What my experience is that there is no "precise tree" in phylogenetic analysis. All you can obtain is a tree that supports most evidences and a tree that you think can support your hypothesis based on the morphoogical, distribution or whatever the character that you consider outside the molecular data. However, a tree can be considered to be "the most accurate" if the same tree is obtained from different analysis, such as different gene regions, different loci, different DNA sequences and/or protein sequences. And different tree topologies, such MP, Ml, UPGMA, NJ, etc.

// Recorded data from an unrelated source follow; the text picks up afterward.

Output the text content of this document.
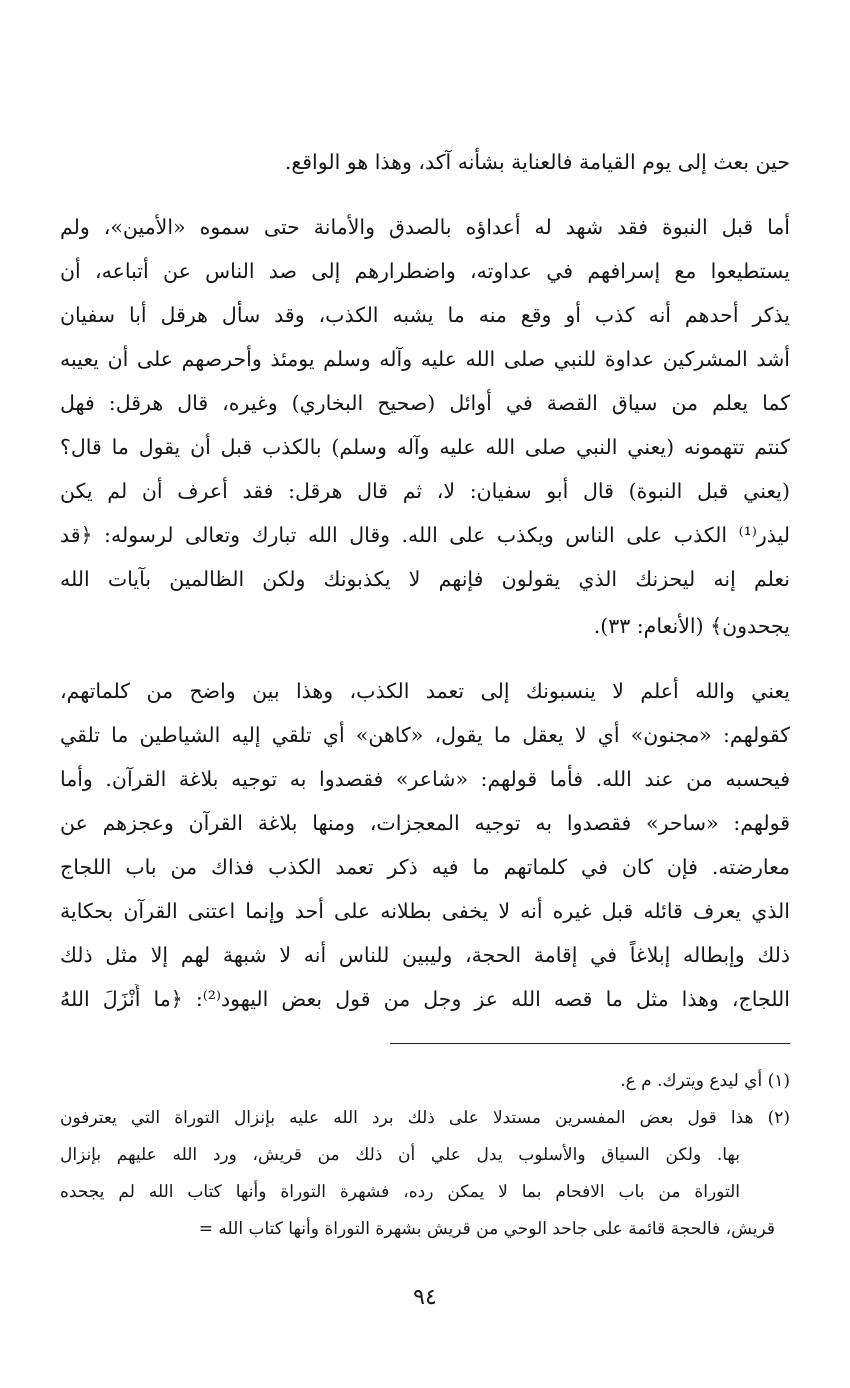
حين بعث إلى يوم القيامة فالعناية بشأنه آكد، وهذا هو الواقع.
أما قبل النبوة فقد شهد له أعداؤه بالصدق والأمانة حتى سموه «الأمين»، ولم
يستطيعوا مع إسرافهم في عداوته، واضطرارهم إلى صد الناس عن أتباعه، أن
يذكر أحدهم أنه كذب أو وقع منه ما يشبه الكذب، وقد سأل هرقل أبا سفيان
أشد المشركين عداوة للنبي صلى الله عليه وآله وسلم يومئذ وأحرصهم على أن يعيبه
كما يعلم من سياق القصة في أوائل (صحيح البخاري) وغيره، قال هرقل: فهل
كنتم تتهمونه (يعني النبي صلى الله عليه وآله وسلم) بالكذب قبل أن يقول ما قال؟
(يعني قبل النبوة) قال أبو سفيان: لا، ثم قال هرقل: فقد أعرف أن لم يكن
ليذر⁽¹⁾ الكذب على الناس ويكذب على الله. وقال الله تبارك وتعالى لرسوله: ﴿قد
نعلم إنه ليحزنك الذي يقولون فإنهم لا يكذبونك ولكن الظالمين بآيات الله
يجحدون﴾ (الأنعام: ٣٣).
يعني والله أعلم لا ينسبونك إلى تعمد الكذب، وهذا بين واضح من كلماتهم،
كقولهم: «مجنون» أي لا يعقل ما يقول، «كاهن» أي تلقي إليه الشياطين ما تلقي
فيحسبه من عند الله. فأما قولهم: «شاعر» فقصدوا به توجيه بلاغة القرآن. وأما
قولهم: «ساحر» فقصدوا به توجيه المعجزات، ومنها بلاغة القرآن وعجزهم عن
معارضته. فإن كان في كلماتهم ما فيه ذكر تعمد الكذب فذاك من باب اللجاج
الذي يعرف قائله قبل غيره أنه لا يخفى بطلانه على أحد وإنما اعتنى القرآن بحكاية
ذلك وإبطاله إبلاغاً في إقامة الحجة، وليبين للناس أنه لا شبهة لهم إلا مثل ذلك
اللجاج، وهذا مثل ما قصه الله عز وجل من قول بعض اليهود⁽²⁾: ﴿ما أَنْزَلَ اللهُ
(١) أي ليدع ويترك. م ع.
(٢) هذا قول بعض المفسرين مستدلا على ذلك برد الله عليه بإنزال التوراة التي يعترفون
بها. ولكن السياق والأسلوب يدل علي أن ذلك من قريش، ورد الله عليهم بإنزال
التوراة من باب الافحام بما لا يمكن رده، فشهرة التوراة وأنها كتاب الله لم يجحده
قريش، فالحجة قائمة على جاحد الوحي من قريش بشهرة التوراة وأنها كتاب الله =
٩٤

A similar question would be: "How can you tell if a history book is accurate?" We cannot replay history, nor time-travel, so direct observations cannot be made. Our history book will be biased in two fundamental ways: the information being interpreted may be incorrect (or, strictly, does not describe the past), and that information (correct or not) may be interpreted incorrectly (or, strictly, interpreted in a way which does not infer the past). These, in a phylogenetic context, are signal errors and systematic errors. With these errors in mind, we must admit that we can never tell if a phylogeny is accurate (except in special cases where we have made direct observations on the past, for example when culturing bacterial strains in the lab).

All is not lost! We need to rephrase our question: "How can you tell if a history book is rational?" We cannot tell if the book is true, but we can support why we rationally believe it to have a certain amount of truth. This support might come from how well independent lines of evidence agree; how we identify uninformative information; and how we assess the realism of our evolutionary simulations. Essentially, we make observations on the present to infer the past, while cautiously leaning on the assumption that things proceeded in the past in a similar way to how they proceed in the present.

Stopping short of the philosophical questions of what rationality is: - we cannot tell if a phylogeny is accurate, we can only tell if it is rational to believe that it is accurate.